La trame est limpide : liaison entre un japonais et une actrice, venue à Hiroshima pour tourner un film sur la paix. Resnais en fait le support d'une réflexion sur la mémoire et d'une romance plombée par parfum mortifère. Il procède par associations, travaille un cinéma poseur et méditatif. Les dialogues de Marguerite Duras sont éparpillés pour habiller les états d'âmes du couple et surtout d'Emmanuelle Riva.
En dépit de son aspect hiératique, Hiroshima suscite une certaine émotion, d'ordre esthétique. Ses héros sont rendus relativement inaccessibles et la diction spécifique d'Emmanuelle Riva, singeant probablement la femme-enfant aux caprices mauvais, donne au spectacle une tournure grotesque et pénible. De même, avec ses anecdotes cryptées strictement artificielles, ou autres usage de Nevers, Hiroshima se charge de sa propre parodie.
Entre le flot de sentiments charriés, la photo et les décors sublimes, le langage devient un accessoire superficiel, dont il s'agit d'user à fond. Son impuissance s'accorde à celle de la passion de Riva et Okada. Comme réquisitoire pacifiste et antinucléaire, forcément, c'est fébrile. Heureusement l'intérêt est plutôt dans toute cette sophistication prompte alors à indiquer de nouvelles voies au cinéma et à l'écriture cinématographique.

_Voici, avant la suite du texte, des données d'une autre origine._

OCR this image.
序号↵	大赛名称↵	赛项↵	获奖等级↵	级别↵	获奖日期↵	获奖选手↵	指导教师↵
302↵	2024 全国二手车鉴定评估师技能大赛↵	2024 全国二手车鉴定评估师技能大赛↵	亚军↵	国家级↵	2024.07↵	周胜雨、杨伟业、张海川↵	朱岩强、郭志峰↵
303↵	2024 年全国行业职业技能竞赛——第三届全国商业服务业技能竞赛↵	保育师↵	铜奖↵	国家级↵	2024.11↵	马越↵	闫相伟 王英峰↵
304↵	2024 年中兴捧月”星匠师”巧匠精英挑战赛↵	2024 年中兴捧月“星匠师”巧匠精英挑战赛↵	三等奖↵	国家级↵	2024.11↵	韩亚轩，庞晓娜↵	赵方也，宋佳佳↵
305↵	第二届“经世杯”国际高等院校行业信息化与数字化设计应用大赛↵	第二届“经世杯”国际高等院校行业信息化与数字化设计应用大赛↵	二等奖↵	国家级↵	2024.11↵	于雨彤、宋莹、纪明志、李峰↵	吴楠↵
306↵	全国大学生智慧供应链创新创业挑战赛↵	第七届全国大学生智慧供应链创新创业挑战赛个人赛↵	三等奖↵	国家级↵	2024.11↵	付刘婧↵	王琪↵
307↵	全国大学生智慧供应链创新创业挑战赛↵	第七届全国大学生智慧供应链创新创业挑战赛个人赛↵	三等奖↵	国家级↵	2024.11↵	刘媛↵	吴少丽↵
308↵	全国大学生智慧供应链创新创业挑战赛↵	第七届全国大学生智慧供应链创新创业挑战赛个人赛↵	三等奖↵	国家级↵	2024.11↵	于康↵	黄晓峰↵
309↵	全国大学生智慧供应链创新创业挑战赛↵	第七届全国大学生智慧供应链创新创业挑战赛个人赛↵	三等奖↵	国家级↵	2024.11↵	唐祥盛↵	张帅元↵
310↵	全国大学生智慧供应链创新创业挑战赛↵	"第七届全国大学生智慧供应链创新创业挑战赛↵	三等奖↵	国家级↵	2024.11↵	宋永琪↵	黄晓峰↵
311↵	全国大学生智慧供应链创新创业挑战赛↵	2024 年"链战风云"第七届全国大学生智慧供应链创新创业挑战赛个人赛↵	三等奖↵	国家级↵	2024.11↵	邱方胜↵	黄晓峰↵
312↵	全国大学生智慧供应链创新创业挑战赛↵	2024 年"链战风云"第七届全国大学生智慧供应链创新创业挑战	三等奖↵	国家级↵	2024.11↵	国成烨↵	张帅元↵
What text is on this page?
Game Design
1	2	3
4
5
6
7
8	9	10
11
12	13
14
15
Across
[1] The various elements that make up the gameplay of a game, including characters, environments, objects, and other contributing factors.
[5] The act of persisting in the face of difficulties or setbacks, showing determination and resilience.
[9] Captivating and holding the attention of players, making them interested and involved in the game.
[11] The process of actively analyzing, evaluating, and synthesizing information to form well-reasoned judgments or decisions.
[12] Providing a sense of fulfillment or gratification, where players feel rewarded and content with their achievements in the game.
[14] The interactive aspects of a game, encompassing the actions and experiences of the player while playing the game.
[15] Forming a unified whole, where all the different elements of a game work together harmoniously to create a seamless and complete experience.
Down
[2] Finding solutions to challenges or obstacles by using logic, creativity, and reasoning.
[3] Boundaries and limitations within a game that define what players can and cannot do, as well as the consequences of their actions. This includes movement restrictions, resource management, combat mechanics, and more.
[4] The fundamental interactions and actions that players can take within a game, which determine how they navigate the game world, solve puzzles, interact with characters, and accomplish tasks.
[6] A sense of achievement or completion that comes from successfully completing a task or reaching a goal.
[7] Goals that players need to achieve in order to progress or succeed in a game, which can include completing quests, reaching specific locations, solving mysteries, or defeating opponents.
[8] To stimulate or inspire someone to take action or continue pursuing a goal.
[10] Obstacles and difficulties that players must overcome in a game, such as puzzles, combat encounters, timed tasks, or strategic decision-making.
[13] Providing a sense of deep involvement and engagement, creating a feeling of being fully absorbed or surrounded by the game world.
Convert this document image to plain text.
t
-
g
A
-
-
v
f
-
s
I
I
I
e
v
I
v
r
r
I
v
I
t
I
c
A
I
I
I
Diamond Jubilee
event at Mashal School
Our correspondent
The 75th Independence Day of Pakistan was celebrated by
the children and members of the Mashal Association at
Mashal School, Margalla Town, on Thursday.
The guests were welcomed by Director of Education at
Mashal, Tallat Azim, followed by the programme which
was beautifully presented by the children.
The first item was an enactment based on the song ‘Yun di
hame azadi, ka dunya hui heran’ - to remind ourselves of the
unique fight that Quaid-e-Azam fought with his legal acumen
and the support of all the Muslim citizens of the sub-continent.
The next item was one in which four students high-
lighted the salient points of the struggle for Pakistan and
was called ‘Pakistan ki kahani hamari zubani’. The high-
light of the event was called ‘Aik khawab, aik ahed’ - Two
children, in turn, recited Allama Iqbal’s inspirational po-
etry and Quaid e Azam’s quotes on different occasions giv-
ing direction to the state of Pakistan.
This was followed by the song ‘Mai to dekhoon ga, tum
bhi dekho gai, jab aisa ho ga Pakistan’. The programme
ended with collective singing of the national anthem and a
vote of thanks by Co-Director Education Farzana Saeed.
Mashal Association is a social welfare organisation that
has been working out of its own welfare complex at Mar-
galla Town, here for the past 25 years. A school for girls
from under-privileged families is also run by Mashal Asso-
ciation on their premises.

Hiroshima est emblématique de cette ambiguïté entre romantisme extatique et intellectualisme poussé à l'absurde, donnant une sensation de spectacle superficiel bien que chargé de sens et d'intuitions très émotionnelles. Il se rapproche ainsi du Mépris et s'écarte de choses très chiquées et inertes comme Pierrot le fou, futur film de Godard, ou Marienbad, prochain film de Resnais.